Q2-4: For tokenize_sentence (BPE), is the sentence the training corpus? Or is the book text the training corpus and we tokenise the sentence according to the book’s vocabulary? (equivalent qn: for the method tokenize_sentence, do we have to tokenize the sentence that is given as input based on the vocabulary generated from the corpus (Pride and Prejudice) or should we create a new vocabulary from the sentence itself?)
A:2-4 Sentence is not part of training corpus; only the book text is the training corpus for BPE.

Q2-5: Are we allowed to use libraries like nltk or spaCy to help us with the tokenization?
A2-5: In this question, no.

Question 3. Language Modelling, Regular Expressions

Q3-1: Do we have to include the padding ‘~’ when calculating the perplexity of the text? Should the padding be counted in the vocabulary?
A3-1: Yes and yes.

Q3-2: For the generate_word method, are we allowed to draw from a probability distribution over all the possible words succeeding the context, or do we have to always return the most common word following the context?
A3-2: You’re allowed and suggested to draw from a probability distribution so that this may incorporate randomness and diversity in your outputs.

Q3-3: After tokenization, should I keep ‘. ? !’ (punctuations) and put them in my ngram model?
A3-3: You’re suggested to keep those tokens in your ngrams as they help end-of-sequence prediction.

Q3-4: Shall we ignore the stop word, like ‘the’, ‘in’, ‘I’ during word prediction?
A3-4: No, it is not required. Stop words can occur in the word prediction.

Question 4. Theory Question, Language Modelling.
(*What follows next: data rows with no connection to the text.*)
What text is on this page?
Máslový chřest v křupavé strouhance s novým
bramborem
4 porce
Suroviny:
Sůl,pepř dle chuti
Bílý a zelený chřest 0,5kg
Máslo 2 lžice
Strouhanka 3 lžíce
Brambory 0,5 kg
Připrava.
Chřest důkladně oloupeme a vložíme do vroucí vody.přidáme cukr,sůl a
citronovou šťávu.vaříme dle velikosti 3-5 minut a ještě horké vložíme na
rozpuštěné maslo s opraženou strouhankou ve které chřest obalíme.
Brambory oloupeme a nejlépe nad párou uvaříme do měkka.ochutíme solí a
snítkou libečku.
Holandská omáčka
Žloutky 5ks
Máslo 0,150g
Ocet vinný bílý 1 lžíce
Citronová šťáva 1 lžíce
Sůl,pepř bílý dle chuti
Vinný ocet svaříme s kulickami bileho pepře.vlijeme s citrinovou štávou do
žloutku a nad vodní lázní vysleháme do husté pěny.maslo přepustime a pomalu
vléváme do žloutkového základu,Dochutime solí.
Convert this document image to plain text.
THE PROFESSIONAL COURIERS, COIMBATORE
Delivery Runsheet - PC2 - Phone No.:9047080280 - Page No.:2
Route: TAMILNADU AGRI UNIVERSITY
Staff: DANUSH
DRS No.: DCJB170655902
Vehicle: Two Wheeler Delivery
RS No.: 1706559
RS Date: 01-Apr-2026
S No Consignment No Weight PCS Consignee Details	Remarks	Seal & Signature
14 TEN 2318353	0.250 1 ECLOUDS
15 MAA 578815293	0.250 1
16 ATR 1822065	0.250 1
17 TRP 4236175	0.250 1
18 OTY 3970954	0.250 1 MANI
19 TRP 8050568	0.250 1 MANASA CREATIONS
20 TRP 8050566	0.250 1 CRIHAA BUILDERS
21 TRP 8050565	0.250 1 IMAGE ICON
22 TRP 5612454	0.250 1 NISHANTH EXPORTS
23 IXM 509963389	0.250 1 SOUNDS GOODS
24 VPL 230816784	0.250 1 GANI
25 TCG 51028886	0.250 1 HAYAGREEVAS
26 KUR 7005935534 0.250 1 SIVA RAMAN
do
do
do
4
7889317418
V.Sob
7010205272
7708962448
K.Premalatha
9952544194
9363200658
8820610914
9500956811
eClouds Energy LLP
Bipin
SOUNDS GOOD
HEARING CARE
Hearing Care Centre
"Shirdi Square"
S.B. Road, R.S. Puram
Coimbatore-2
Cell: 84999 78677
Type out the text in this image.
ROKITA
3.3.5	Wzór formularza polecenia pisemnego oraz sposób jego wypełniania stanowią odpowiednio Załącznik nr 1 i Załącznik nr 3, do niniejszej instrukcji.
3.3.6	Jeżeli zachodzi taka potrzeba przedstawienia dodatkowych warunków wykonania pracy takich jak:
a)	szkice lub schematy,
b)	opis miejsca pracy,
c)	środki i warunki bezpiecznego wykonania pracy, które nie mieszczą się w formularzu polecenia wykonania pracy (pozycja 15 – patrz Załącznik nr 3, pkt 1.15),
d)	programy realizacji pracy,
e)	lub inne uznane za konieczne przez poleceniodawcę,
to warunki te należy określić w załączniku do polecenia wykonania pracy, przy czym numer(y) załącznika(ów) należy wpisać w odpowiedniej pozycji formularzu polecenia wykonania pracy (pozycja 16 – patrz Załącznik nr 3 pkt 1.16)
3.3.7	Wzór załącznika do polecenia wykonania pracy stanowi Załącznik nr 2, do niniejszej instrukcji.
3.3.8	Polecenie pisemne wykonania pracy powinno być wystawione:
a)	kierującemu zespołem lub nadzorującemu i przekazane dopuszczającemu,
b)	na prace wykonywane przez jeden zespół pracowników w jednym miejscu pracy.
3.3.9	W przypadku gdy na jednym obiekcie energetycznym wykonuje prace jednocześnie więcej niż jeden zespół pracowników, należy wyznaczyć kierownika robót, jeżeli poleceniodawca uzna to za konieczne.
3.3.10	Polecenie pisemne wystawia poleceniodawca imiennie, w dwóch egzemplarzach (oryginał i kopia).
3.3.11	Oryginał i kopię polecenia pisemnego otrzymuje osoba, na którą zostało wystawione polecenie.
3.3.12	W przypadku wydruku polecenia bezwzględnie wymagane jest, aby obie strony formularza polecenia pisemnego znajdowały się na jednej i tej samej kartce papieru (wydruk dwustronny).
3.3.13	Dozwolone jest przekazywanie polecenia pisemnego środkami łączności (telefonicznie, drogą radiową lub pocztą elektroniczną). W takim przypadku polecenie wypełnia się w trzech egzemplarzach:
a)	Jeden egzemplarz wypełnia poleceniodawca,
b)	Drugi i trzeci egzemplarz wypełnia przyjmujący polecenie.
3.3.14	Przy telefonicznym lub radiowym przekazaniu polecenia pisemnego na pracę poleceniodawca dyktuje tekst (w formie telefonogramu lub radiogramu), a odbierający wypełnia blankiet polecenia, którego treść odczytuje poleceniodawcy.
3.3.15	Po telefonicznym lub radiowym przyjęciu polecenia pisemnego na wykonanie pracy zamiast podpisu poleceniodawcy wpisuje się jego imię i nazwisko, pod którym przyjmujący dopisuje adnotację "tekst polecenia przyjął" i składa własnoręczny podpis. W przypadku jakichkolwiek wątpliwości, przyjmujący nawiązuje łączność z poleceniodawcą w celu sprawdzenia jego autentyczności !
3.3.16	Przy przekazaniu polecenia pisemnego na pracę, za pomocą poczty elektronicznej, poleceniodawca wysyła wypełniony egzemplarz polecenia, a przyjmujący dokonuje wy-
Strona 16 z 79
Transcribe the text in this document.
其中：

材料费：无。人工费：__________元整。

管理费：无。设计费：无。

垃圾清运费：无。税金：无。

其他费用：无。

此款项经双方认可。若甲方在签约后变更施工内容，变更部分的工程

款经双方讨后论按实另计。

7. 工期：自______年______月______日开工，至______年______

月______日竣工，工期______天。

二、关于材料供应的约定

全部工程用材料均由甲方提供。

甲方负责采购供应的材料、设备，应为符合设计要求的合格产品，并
Q4-1: Are we required to consider test corpora with zero probability for Q4? From my understanding, it’s possible to construct such a corpus, but then the answers to Q4 would become quite trivial. Also, given that the sum of probabilities over V+ is 1, does this mean that we only consider sentences from V+?
A4-1: We assume in this question that all words seen in any test corpus are in the vocabulary V and each word in any test corpus is seen at least once in training. And for the second question, yes.

Project

Team Formation

Q: Are we allowed to have cross tutorial teams for the project?
A: You don't need to be in the same tutorial group, although that might help.
Q: Can we indicate our interest with whom we wish to work with if we already have names in mind? Or is this fully random?
A: It is partially randomised. We will go over this during lecture and through other slides. You will have to fill out a survey to declare your mini-team members and your mini-team preferences. We'll then do an algorithmic match up.
Q: Do all members of a team have to fill out the Canvas subteam declaration survey? Or is it sufficient for 1 member to submit this?
A: One member to fill out the form. If you need to modify it, please have the same member edit their submission. 😎
Q: I was wondering if we must join a subgroup of 3? (I don’t really have friends taking this module..)
A: You can join as a subgroup of between 1 (just yourself) to 3 students. You can use the Discussion for Project Teammates to solicit other classmates looking for project partners.
Q: Must we use one of the specified datasets in the Project Dataset Description PDF?
A: Yes, you must use one of the specified datasets. You may use it in conjunction with any other dataset that you wish to use (some advanced teams augment their dataset's data with other datasets, suitably processed). Note that the prescription of the dataset does not restrict the purpose of the dataset, although most datasets have an intended purpose.
Q: Can we change the limit from 3 to another number?
A: No, the hard limit is 3. If you have additional interested members, please split up your larger group to 2 or more groups of 3 or less.

Lectures

No questions at this time ... so no answers too.